Harvesting from the wild, known as wildcrafting, offers a free source of herbal remedies and provides the satisfaction of gathering your own herbs. The active constituents of wild plants are often more concentrated, because they’re more likely to be growing in their preferred environment. Various plants can even be found growing on waste ground or in “wild zones” in urban areas.
Some common plants, such as plantain or nettle, can also be harvested readily from the wild. However, many rarer species are under great pressure because of over-harvesting and a decline in natural habitats. In many countries it’s illegal to dig up the roots of any wild plant, and certain species may be protected.
In some countries there’s a strong tradition of wildcrafting. The trade in wild plants is monitored by the CITES convention developed by the IUCN (International Union for the Conservation of Nature); any endangered species are added to their “red list” and aren’t allowed to be gathered.
Never pick rare plants from the wild, even if they’re plentiful locally. Don’t deplete a stock of plants in an area; collect only enough for your use. Don’t harvest bark in the wild—chances are you’ll damage the tree.
Proper identification of wild plants is absolutely vital. Some plants looking similar to useful herbs could be toxic; this is especially true of plants from the Umbelliferae family, which includes angelica and gotu kola and also some poisonous plants such as hemlock. Always use a field guide with clear identification charts, and if you are not completely sure, don’t risk it.
Don’t harvest plants growing along a main road, whether in the countryside or in the city, due to the high amounts of lead and other pollutants they might contain.

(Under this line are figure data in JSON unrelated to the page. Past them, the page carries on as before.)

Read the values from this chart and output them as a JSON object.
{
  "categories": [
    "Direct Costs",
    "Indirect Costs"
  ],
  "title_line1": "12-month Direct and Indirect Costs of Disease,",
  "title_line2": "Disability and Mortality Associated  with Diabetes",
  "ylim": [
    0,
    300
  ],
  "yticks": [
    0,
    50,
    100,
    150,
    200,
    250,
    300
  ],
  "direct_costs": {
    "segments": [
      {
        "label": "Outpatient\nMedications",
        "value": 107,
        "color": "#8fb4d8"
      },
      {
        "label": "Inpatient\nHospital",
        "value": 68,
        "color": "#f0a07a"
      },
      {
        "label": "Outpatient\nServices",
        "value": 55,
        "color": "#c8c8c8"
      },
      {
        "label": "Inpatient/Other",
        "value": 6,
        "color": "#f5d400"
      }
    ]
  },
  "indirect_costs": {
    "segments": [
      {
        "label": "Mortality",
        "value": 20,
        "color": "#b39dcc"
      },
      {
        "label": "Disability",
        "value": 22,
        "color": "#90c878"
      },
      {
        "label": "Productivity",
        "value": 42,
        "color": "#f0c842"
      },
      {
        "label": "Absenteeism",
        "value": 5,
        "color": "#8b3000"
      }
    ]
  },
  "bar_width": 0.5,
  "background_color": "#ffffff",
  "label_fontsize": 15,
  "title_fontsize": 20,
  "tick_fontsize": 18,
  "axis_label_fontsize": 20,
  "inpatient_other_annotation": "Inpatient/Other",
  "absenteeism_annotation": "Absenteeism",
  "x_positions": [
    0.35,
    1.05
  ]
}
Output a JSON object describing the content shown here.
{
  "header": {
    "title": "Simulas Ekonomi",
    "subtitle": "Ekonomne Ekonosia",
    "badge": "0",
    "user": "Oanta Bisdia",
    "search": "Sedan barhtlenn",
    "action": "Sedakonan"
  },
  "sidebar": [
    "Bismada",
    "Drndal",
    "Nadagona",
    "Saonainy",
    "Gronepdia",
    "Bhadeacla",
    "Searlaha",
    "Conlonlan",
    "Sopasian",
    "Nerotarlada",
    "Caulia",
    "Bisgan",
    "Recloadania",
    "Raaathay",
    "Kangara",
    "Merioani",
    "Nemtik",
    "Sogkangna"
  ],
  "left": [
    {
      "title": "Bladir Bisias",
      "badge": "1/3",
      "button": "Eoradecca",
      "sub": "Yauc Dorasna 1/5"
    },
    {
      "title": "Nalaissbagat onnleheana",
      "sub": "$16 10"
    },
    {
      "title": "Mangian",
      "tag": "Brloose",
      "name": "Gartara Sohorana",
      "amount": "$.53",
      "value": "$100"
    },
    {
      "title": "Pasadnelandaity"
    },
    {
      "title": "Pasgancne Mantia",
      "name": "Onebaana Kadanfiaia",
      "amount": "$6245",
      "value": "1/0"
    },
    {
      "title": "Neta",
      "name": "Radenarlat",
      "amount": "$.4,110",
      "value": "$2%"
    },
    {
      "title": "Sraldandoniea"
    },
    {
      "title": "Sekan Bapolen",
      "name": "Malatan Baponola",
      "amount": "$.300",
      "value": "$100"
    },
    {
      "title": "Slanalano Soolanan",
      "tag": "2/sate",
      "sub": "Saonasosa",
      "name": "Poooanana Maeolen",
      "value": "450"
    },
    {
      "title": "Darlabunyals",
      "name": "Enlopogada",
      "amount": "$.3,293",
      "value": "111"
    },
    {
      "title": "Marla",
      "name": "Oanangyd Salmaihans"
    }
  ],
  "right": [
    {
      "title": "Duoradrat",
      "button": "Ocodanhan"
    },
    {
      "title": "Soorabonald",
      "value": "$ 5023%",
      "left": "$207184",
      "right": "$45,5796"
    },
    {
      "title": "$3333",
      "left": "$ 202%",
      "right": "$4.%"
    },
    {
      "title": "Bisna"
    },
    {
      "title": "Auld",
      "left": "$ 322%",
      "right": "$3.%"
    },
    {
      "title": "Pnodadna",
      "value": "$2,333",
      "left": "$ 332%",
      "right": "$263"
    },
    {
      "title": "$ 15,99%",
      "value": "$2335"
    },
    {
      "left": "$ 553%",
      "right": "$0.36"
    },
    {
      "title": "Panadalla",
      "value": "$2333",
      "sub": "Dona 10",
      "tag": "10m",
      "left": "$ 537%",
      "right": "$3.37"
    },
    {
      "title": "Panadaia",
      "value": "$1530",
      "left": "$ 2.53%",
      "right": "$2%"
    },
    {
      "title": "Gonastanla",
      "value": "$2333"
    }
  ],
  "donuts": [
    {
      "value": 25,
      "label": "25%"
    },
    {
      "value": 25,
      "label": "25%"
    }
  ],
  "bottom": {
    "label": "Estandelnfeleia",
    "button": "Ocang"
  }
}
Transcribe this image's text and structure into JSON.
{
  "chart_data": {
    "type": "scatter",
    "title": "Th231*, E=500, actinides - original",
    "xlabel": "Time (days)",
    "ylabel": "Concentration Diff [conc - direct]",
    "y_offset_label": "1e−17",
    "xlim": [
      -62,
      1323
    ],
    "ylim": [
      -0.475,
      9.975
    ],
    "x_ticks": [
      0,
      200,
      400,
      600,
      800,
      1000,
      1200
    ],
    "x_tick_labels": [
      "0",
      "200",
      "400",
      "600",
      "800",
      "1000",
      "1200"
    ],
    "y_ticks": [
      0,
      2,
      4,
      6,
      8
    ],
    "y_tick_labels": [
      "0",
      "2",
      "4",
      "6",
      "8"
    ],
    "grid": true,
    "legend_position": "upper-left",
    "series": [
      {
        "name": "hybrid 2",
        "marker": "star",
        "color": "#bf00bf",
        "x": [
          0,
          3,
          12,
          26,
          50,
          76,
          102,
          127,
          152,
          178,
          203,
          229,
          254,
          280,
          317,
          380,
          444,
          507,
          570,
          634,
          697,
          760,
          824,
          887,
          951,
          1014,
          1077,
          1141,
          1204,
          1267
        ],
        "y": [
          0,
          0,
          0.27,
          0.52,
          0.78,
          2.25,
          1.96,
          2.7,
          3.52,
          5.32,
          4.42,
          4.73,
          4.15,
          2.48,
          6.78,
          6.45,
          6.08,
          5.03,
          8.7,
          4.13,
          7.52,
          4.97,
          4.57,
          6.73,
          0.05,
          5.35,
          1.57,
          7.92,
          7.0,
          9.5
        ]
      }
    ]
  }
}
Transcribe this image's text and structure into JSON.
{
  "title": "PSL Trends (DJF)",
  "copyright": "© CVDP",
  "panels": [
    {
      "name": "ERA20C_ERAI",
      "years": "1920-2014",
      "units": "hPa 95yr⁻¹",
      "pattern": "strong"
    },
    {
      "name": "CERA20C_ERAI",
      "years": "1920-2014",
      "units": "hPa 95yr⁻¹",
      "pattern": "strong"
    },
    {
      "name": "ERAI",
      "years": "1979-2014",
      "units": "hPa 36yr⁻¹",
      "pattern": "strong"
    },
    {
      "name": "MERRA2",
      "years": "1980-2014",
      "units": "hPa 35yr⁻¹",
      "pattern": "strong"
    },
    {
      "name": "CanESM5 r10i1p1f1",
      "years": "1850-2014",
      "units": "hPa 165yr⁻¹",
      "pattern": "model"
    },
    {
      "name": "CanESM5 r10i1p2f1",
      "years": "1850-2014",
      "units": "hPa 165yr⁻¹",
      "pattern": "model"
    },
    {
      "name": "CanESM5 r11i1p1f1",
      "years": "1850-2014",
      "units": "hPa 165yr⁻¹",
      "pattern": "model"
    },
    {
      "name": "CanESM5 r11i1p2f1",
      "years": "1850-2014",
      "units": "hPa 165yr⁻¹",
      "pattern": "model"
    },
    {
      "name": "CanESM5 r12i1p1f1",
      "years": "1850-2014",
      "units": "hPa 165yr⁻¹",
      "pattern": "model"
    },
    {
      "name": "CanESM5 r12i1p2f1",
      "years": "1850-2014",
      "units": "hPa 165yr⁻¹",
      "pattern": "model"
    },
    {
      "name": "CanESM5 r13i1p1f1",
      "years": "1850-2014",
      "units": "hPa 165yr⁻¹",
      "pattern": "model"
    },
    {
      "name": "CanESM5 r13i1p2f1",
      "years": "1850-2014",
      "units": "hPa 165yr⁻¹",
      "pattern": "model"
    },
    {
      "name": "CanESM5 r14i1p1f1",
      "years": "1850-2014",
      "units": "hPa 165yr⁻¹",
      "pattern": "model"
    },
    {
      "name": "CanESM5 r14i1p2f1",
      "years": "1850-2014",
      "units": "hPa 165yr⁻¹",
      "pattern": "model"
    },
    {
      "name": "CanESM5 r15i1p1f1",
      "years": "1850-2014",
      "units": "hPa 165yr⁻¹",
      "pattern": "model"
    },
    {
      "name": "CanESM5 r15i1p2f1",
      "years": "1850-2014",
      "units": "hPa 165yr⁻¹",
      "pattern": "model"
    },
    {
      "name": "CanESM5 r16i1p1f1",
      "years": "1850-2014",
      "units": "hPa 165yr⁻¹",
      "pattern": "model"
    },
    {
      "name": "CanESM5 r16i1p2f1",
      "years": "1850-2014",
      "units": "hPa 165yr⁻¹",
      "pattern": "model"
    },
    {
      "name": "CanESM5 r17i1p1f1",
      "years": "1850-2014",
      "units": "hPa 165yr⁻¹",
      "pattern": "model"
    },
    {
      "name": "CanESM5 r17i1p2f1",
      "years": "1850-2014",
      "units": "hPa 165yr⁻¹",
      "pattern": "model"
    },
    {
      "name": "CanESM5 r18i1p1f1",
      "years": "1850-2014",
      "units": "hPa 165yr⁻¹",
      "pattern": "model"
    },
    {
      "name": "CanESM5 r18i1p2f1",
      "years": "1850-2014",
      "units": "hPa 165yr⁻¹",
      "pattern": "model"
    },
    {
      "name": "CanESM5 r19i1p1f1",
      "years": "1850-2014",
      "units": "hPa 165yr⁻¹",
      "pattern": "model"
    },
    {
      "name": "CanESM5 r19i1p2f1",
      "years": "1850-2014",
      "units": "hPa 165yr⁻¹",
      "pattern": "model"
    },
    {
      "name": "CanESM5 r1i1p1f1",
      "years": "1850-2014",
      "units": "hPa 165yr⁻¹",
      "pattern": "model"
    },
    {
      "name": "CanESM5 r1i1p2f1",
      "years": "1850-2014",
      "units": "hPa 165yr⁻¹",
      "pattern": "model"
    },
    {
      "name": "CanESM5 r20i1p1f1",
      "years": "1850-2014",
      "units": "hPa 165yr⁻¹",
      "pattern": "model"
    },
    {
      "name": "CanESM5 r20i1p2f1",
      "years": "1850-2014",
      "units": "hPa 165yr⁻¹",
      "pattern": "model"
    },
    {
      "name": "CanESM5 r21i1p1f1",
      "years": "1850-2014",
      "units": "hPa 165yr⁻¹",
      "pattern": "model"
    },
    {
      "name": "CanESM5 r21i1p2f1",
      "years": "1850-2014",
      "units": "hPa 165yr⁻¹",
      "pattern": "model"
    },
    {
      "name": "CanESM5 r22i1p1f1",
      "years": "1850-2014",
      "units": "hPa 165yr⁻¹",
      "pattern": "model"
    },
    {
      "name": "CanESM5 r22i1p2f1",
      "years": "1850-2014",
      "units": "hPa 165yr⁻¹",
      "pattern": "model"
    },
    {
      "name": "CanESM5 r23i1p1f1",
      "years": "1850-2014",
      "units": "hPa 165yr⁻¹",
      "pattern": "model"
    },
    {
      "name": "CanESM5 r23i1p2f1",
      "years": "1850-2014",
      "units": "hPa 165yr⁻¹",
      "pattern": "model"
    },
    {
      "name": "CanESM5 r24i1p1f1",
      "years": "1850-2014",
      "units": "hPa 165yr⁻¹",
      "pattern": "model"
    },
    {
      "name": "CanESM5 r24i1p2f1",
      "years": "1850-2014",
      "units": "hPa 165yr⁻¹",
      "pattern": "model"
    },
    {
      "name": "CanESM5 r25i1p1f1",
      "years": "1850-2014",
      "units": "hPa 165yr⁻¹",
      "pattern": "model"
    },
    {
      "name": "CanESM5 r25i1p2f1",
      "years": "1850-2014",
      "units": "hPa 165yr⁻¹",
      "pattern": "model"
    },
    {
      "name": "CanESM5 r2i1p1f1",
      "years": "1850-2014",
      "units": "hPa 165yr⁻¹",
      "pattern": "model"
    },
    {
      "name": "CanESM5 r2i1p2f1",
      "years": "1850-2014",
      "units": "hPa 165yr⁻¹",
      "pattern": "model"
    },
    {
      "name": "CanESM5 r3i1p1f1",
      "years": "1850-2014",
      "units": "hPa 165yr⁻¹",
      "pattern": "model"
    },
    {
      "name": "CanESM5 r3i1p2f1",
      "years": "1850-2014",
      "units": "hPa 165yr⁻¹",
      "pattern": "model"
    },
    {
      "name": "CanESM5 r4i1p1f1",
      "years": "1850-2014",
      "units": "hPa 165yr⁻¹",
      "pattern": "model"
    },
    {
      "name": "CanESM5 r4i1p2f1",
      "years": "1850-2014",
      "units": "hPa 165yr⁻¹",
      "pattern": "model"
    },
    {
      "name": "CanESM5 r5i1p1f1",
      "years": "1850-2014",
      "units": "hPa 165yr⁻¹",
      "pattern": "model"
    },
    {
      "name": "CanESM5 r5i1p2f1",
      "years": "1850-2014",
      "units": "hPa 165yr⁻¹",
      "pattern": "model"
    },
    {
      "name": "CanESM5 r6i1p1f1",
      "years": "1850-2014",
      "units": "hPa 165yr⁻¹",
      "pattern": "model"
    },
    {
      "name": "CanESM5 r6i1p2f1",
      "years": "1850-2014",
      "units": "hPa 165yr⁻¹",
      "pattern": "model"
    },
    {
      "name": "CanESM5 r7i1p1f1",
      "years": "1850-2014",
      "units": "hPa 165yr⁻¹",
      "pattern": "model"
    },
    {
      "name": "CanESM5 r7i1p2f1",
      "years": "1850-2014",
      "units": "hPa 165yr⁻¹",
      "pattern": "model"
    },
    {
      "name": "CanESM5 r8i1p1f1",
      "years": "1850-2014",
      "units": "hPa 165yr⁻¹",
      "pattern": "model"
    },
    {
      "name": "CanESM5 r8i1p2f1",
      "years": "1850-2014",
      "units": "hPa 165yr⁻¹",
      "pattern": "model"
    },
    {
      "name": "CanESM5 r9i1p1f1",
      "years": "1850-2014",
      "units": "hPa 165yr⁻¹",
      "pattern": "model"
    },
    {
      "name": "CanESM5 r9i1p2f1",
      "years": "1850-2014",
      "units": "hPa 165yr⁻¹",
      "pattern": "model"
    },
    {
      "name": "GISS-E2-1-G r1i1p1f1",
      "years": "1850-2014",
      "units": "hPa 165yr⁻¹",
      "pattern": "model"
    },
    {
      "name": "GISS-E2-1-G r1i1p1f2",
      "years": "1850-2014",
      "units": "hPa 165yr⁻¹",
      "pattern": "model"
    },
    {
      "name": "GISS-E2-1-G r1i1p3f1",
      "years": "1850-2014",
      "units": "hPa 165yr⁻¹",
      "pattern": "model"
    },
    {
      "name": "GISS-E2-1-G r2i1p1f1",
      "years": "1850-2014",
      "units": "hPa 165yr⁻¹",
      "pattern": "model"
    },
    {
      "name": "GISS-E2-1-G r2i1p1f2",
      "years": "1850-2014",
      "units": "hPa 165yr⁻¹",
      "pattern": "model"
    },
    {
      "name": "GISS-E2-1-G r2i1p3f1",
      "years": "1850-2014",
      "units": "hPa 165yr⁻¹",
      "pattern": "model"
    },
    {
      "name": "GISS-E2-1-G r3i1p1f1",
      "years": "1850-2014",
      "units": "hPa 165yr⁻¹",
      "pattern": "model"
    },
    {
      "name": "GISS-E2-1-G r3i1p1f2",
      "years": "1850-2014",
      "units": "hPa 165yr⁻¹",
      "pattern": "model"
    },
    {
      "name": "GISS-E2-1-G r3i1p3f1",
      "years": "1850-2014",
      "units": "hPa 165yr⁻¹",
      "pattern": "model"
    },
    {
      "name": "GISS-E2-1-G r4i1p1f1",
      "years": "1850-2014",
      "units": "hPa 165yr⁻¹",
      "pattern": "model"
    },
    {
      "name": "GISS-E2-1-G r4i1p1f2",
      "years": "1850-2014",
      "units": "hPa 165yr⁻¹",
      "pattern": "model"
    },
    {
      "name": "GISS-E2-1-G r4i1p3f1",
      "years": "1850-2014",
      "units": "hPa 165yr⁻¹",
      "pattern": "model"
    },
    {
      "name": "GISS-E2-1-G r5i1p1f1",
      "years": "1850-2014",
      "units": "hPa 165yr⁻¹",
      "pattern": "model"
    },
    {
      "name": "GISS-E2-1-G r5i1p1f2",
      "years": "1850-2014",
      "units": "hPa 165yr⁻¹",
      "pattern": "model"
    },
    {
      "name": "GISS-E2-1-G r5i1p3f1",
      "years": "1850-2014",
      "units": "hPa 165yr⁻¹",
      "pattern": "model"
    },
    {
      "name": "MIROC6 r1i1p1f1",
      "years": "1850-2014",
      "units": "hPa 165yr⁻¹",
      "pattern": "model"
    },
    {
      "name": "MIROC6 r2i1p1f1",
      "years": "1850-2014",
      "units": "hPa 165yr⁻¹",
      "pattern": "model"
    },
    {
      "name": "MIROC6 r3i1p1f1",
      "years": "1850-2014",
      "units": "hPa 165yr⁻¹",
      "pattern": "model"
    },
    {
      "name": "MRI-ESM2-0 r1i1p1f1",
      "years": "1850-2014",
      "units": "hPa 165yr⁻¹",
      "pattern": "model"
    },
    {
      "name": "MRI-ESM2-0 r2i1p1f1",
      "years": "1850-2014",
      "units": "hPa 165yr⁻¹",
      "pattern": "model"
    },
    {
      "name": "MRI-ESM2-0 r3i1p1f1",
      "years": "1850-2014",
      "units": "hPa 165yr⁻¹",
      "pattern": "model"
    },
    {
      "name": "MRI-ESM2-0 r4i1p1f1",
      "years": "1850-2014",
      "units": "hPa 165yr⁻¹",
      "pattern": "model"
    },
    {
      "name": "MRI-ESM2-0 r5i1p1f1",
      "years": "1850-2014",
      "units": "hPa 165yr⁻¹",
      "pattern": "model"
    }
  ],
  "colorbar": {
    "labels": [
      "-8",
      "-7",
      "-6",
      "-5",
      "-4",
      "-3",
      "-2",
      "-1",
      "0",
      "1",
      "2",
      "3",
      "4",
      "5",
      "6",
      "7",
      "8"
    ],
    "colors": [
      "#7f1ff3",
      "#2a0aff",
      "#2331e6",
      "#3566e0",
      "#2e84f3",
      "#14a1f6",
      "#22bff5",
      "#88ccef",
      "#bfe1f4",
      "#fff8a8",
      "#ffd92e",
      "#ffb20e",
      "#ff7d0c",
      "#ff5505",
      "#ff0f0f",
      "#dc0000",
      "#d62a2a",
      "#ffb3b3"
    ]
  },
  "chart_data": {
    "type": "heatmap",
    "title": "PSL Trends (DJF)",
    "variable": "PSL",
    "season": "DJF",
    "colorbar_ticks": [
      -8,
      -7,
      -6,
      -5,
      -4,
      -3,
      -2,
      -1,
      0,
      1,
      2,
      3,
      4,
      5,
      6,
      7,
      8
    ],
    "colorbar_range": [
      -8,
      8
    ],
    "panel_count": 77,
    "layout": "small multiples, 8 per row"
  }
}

Similarly, avoid plants growing at the bottom of trees in urban areas if they are obviously favored spots for dogs.
It’s also essential to check that waste ground hasn’t been used as a dump for poisonous waste; ask locally if you are not sure. Don’t gather herb plants close to factories or any other obvious potential source of pollution. Always make sure that there are no signs of recent weed killer use or crop spraying.
Where to forage
In urban areas, numerous herbs known as “pioneer plants” may be found growing readily on waste ground or in wild zones, which are found in most large parks. The edges of allotments or disused railway lines may also be good places to find relatively uncontaminated plants. Don’t harvest near main roads, but if you collect young shoots in the spring and avoid the mature plant and roots, you can minimize the amount of undesired pollutants.
Most of us live in cities, and by harvesting plants near your home, you reduce the carbon footprint associated with their transportation. There is also an argument that plants tough enough to thrive in urban conditions may be particularly appropriate and useful for city dwellers; definitely they’re likely to have very concentrated levels of active constituents.
In rural areas, one of the best locations to forage for herbs is the land and hedges around organic farms, but don’t go on to a farmer’s property without asking for their permission first.
If you’re in doubt about whether a location is suitable for wildcrafting from a sustainability point of view, ask your local Wildlife Trust or similar for advice on the plants you want to gather.
When to harvest
Herbs produce their volatile oils at night, so the best time to harvest most plants is in the early morning as soon as the dew has evaporated. Collecting on a dry day means they’ll keep better and are less likely to grow mold. Collect a plant at the peak of its season and maturity to make sure it will have the highest concentration of active constituents.
In general, gather the leaves as they unfurl throughout the spring or early summer; the flowers as they start to bloom; and fruits and berries just as they become ripe.
Harvest the seeds from plants such as fennel while they’re still on the plant, or cut off stems with whole seedheads to dry. Smaller, dry seeds can be collected by shaking a seedhead into a paper bag.
Most berries are ripe if they come away from the plant easily when gently tugged, or you can snip off complete trusses and separate the berries from the stems at home in your kitchen.